Et «la pandémie n’est pas encore terminée - la maison brûle toujours», affirme-t-on chez Swiss Re, numéro un mondial de la réassurance.

«Nous prévoyons que la perte sera bien plus importante que cela», déclare à l’AFP Thierry Léger, responsable des souscriptions. «L’impact sur les résultats des assureurs et des réassureurs se fera sentir sur de nombreux trimestres à venir», anticipe-t-il.

Mais d’ores et déjà, «les pertes liées à l’épidémie et d’autres catastrophes ont déjà épuisé les budgets annuels alloués pour faire face aux évènements catastrophiques de plusieurs réassureurs», affirme pour sa part James Eck, vice-président crédit de l’agence de notation Moody’s.

Selon S&P Global Ratings, le budget alloué aux catastrophes et les revenus mis en réserve par les vingt premiers réassureurs ont diminué de plus de moitié passant d’environ 32 milliards de dollars à environ 14 milliards.

Les deux agences de notation ont décerné une perspective d’évolution négative au secteur. Pour l’heure, près de 20% des notes attribuées aux réassureurs sont désormais sous perspective négative, précise-t-on chez S&P Global Ratings.

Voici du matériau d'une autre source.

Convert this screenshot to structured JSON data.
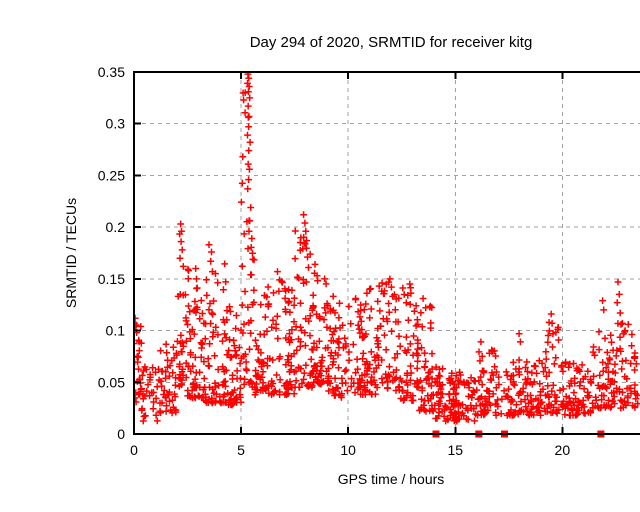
{
  "chart_data": {
    "type": "scatter",
    "title": "Day 294 of 2020, SRMTID for receiver kitg",
    "xlabel": "GPS time / hours",
    "ylabel": "SRMTID / TECUs",
    "xlim": [
      0,
      24
    ],
    "ylim": [
      0,
      0.35
    ],
    "x_ticks": [
      0,
      5,
      10,
      15,
      20
    ],
    "x_tick_labels": [
      "0",
      "5",
      "10",
      "15",
      "20"
    ],
    "y_ticks": [
      0,
      0.05,
      0.1,
      0.15,
      0.2,
      0.25,
      0.3,
      0.35
    ],
    "y_tick_labels": [
      "0",
      "0.05",
      "0.1",
      "0.15",
      "0.2",
      "0.25",
      "0.3",
      "0.35"
    ],
    "grid": true,
    "legend": "none",
    "colors": {
      "marker": "#ff0000",
      "grid": "#a0a0a0",
      "border": "#000000",
      "background": "#ffffff"
    },
    "series": [
      {
        "name": "SRMTID",
        "marker": "plus",
        "color": "#ff0000",
        "density_segments_columns": [
          "t_start_hours",
          "t_end_hours",
          "count",
          "y_min_TECUs",
          "y_max_TECUs",
          "low_skew_exponent"
        ],
        "density_segments": [
          [
            0.0,
            0.35,
            26,
            0.03,
            0.112,
            1.0
          ],
          [
            0.35,
            1.1,
            30,
            0.012,
            0.065,
            1.3
          ],
          [
            1.1,
            2.0,
            45,
            0.02,
            0.092,
            1.5
          ],
          [
            2.0,
            2.45,
            30,
            0.045,
            0.195,
            1.8
          ],
          [
            2.45,
            3.3,
            60,
            0.035,
            0.16,
            1.8
          ],
          [
            3.3,
            4.3,
            65,
            0.03,
            0.168,
            2.0
          ],
          [
            4.3,
            5.0,
            48,
            0.028,
            0.125,
            1.6
          ],
          [
            5.0,
            5.65,
            42,
            0.045,
            0.33,
            1.8
          ],
          [
            5.65,
            7.5,
            115,
            0.038,
            0.148,
            1.8
          ],
          [
            7.5,
            8.35,
            55,
            0.045,
            0.2,
            1.9
          ],
          [
            8.35,
            9.0,
            45,
            0.048,
            0.16,
            1.8
          ],
          [
            9.0,
            10.0,
            62,
            0.035,
            0.128,
            1.6
          ],
          [
            10.0,
            11.5,
            85,
            0.038,
            0.142,
            1.8
          ],
          [
            11.5,
            12.4,
            48,
            0.042,
            0.15,
            1.7
          ],
          [
            12.4,
            13.3,
            55,
            0.032,
            0.142,
            1.8
          ],
          [
            13.3,
            14.05,
            45,
            0.022,
            0.13,
            2.0
          ],
          [
            14.05,
            14.5,
            28,
            0.015,
            0.07,
            1.6
          ],
          [
            14.5,
            15.9,
            78,
            0.012,
            0.06,
            1.3
          ],
          [
            15.9,
            17.1,
            62,
            0.018,
            0.082,
            1.6
          ],
          [
            17.1,
            19.1,
            95,
            0.018,
            0.072,
            1.5
          ],
          [
            19.1,
            19.85,
            42,
            0.02,
            0.112,
            1.9
          ],
          [
            19.85,
            21.35,
            75,
            0.018,
            0.07,
            1.4
          ],
          [
            21.35,
            22.35,
            52,
            0.025,
            0.1,
            1.7
          ],
          [
            22.35,
            23.55,
            60,
            0.025,
            0.108,
            1.6
          ]
        ],
        "peak_points": [
          [
            0.05,
            0.112
          ],
          [
            0.08,
            0.105
          ],
          [
            0.12,
            0.098
          ],
          [
            2.18,
            0.203
          ],
          [
            2.22,
            0.196
          ],
          [
            2.2,
            0.186
          ],
          [
            2.25,
            0.178
          ],
          [
            2.15,
            0.17
          ],
          [
            2.3,
            0.162
          ],
          [
            2.55,
            0.158
          ],
          [
            2.88,
            0.16
          ],
          [
            2.92,
            0.15
          ],
          [
            3.5,
            0.183
          ],
          [
            3.62,
            0.176
          ],
          [
            3.58,
            0.167
          ],
          [
            3.66,
            0.157
          ],
          [
            5.32,
            0.348
          ],
          [
            5.36,
            0.344
          ],
          [
            5.3,
            0.339
          ],
          [
            5.38,
            0.336
          ],
          [
            5.34,
            0.331
          ],
          [
            5.4,
            0.325
          ],
          [
            5.33,
            0.317
          ],
          [
            5.37,
            0.307
          ],
          [
            5.35,
            0.297
          ],
          [
            5.3,
            0.289
          ],
          [
            5.42,
            0.282
          ],
          [
            5.36,
            0.274
          ],
          [
            5.33,
            0.261
          ],
          [
            5.39,
            0.256
          ],
          [
            5.35,
            0.246
          ],
          [
            5.31,
            0.237
          ],
          [
            5.45,
            0.219
          ],
          [
            5.4,
            0.206
          ],
          [
            5.37,
            0.196
          ],
          [
            5.5,
            0.189
          ],
          [
            5.55,
            0.169
          ],
          [
            5.45,
            0.154
          ],
          [
            5.6,
            0.139
          ],
          [
            6.7,
            0.157
          ],
          [
            6.8,
            0.149
          ],
          [
            7.92,
            0.212
          ],
          [
            7.98,
            0.204
          ],
          [
            8.02,
            0.196
          ],
          [
            8.06,
            0.187
          ],
          [
            7.88,
            0.179
          ],
          [
            8.1,
            0.171
          ],
          [
            8.15,
            0.161
          ],
          [
            8.45,
            0.164
          ],
          [
            8.55,
            0.153
          ],
          [
            9.3,
            0.133
          ],
          [
            10.35,
            0.131
          ],
          [
            11.0,
            0.14
          ],
          [
            11.45,
            0.143
          ],
          [
            11.95,
            0.15
          ],
          [
            12.02,
            0.142
          ],
          [
            12.08,
            0.133
          ],
          [
            12.88,
            0.145
          ],
          [
            12.93,
            0.136
          ],
          [
            13.5,
            0.131
          ],
          [
            13.62,
            0.122
          ],
          [
            16.2,
            0.089
          ],
          [
            17.98,
            0.097
          ],
          [
            18.04,
            0.089
          ],
          [
            19.48,
            0.116
          ],
          [
            19.52,
            0.107
          ],
          [
            19.56,
            0.097
          ],
          [
            21.88,
            0.129
          ],
          [
            21.93,
            0.12
          ],
          [
            22.6,
            0.147
          ],
          [
            22.66,
            0.135
          ],
          [
            22.56,
            0.127
          ],
          [
            22.7,
            0.117
          ],
          [
            22.8,
            0.107
          ],
          [
            22.86,
            0.097
          ]
        ]
      },
      {
        "name": "flagged-zero",
        "marker": "filled-square",
        "color": "#ff0000",
        "points": [
          [
            14.1,
            0
          ],
          [
            16.1,
            0
          ],
          [
            17.3,
            0
          ],
          [
            21.8,
            0
          ]
        ]
      }
    ]
  }
}
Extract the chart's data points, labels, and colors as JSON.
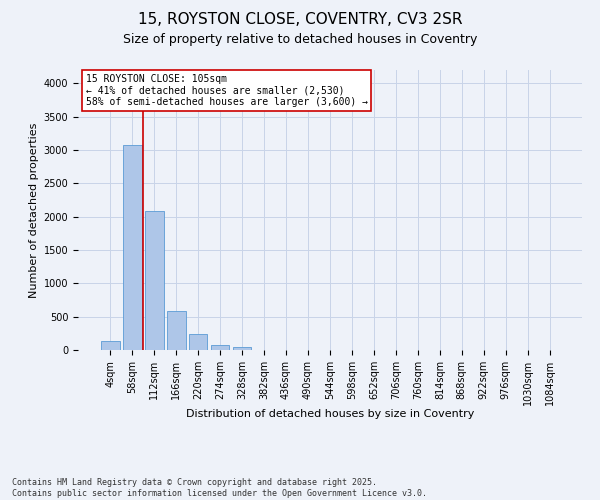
{
  "title1": "15, ROYSTON CLOSE, COVENTRY, CV3 2SR",
  "title2": "Size of property relative to detached houses in Coventry",
  "xlabel": "Distribution of detached houses by size in Coventry",
  "ylabel": "Number of detached properties",
  "categories": [
    "4sqm",
    "58sqm",
    "112sqm",
    "166sqm",
    "220sqm",
    "274sqm",
    "328sqm",
    "382sqm",
    "436sqm",
    "490sqm",
    "544sqm",
    "598sqm",
    "652sqm",
    "706sqm",
    "760sqm",
    "814sqm",
    "868sqm",
    "922sqm",
    "976sqm",
    "1030sqm",
    "1084sqm"
  ],
  "values": [
    130,
    3080,
    2080,
    580,
    240,
    80,
    40,
    0,
    0,
    0,
    0,
    0,
    0,
    0,
    0,
    0,
    0,
    0,
    0,
    0,
    0
  ],
  "bar_color": "#aec6e8",
  "bar_edge_color": "#5b9bd5",
  "grid_color": "#c8d4e8",
  "background_color": "#eef2f9",
  "vline_x": 1.5,
  "vline_color": "#cc0000",
  "annotation_text": "15 ROYSTON CLOSE: 105sqm\n← 41% of detached houses are smaller (2,530)\n58% of semi-detached houses are larger (3,600) →",
  "annotation_box_color": "#ffffff",
  "annotation_box_edge_color": "#cc0000",
  "footnote1": "Contains HM Land Registry data © Crown copyright and database right 2025.",
  "footnote2": "Contains public sector information licensed under the Open Government Licence v3.0.",
  "ylim": [
    0,
    4200
  ],
  "yticks": [
    0,
    500,
    1000,
    1500,
    2000,
    2500,
    3000,
    3500,
    4000
  ],
  "title1_fontsize": 11,
  "title2_fontsize": 9,
  "axis_label_fontsize": 8,
  "tick_fontsize": 7,
  "annotation_fontsize": 7,
  "footnote_fontsize": 6
}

En cause, les performances opérationnelles des groupes et leur rentabilité, déjà progressivement rognée depuis cinq ans par les taux bas et des années particulièrement coûteuses en catastrophes climatiques. Leur impact avait ainsi atteint un record de 350 milliards de dollars en 2017.

Crainte de nouvelles catastrophes

Assureurs et réassureurs retiennent ainsi leur souffle en pleine saison cyclonique. Le numéro deux du secteur Munich Re disait prévoir lundi, après le passage cet été des ouragans Hanna, Isaias et Laura, des demandes d’indemnisation pour plus d’une centaine de millions d’euros.

Sans compter d’autres sinistres dont les coûts n’ont pas encore été estimés tels que les incendies survenus en Californie ou l’explosion début août dans le port de Beyrouth.

Même s’»il est trop tôt pour le dire», ce sinistre «se chiffrera en milliards de dollars», selon M. Juilliard.

Seule la Banque mondiale a livré fin août une première évaluation des dommages et pertes économiques comprise entre 6,7 et 8,1 milliards de dollars.

Mais la pandémie de coronavirus promet de bouleverser le fonctionnement du secteur. Cela «doit être une leçon pour nous tous : nous devons agir plus rapidement et plus vigoureusement pour ne pas être aussi mal préparés que nous l’étions avec le Covid-19 à des risques tels que les cyberattaques ou le changement climatique», affirme dans un communiqué Torsten Jeworrek, l’un des administrateur de Munich Re.